Le chef peau-rouge attacha son cheval au pied d’un arbre ; après l’avoir pansé avec le plus grand soin, il mit à sa portée une provision d’herbe et de pois grimpants, puis, certain que sa monture ne manquerait de rien pendant le cours de cette longue nuit, il ne s’en occupa plus et songea à lui.

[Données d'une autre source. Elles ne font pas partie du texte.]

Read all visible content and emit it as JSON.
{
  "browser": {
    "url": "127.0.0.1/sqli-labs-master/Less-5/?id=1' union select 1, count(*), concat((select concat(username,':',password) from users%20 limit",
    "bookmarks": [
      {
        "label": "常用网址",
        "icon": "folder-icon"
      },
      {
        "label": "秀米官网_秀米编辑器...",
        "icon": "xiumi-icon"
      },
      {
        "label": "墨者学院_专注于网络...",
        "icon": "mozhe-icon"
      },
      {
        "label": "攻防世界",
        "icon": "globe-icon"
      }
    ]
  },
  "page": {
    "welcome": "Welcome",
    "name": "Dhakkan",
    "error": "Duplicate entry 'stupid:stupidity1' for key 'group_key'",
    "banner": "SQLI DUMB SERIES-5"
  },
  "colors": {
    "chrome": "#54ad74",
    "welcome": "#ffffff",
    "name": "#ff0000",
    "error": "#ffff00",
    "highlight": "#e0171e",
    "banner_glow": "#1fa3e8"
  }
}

D’abord avec son bowie-knife, il abattit, dans un assez grand espace autour de l’endroit où il se trouvait, les arbres et les plantes qui nuisaient au campement qu’il voulait établir, puis il prépara avec tout le laisser aller d’un habitant des prairies un feu de bois sec, afin de cuire son souper et d’éloigner les bêtes fauves si par hasard quelqu’une avait la fantaisie de lui rendre visite pendant son sommeil.

Mêlée au bois qu’il avait ramassé pour entretenir le brasier, il se trouvait une assez grande quantité de ce bois que les Mexicains nomment palo mulato ou palo hodiondo, c’est-à-dire bois mulâtre ou puant ; il eut la précaution de le mettre à part ; car l’odeur empestée de cet arbre aurait à dix milles à la ronde dénoncé sa présence, et l’Indien, d’après les précautions qu’il avait prises, semblait redouter d’être découvert ; du reste, le soin avec lequel il avait garni les pieds de son cheval de sacs de peau remplis de sable mouillé, afin d’amortir le bruit de ses pas, le disait assez.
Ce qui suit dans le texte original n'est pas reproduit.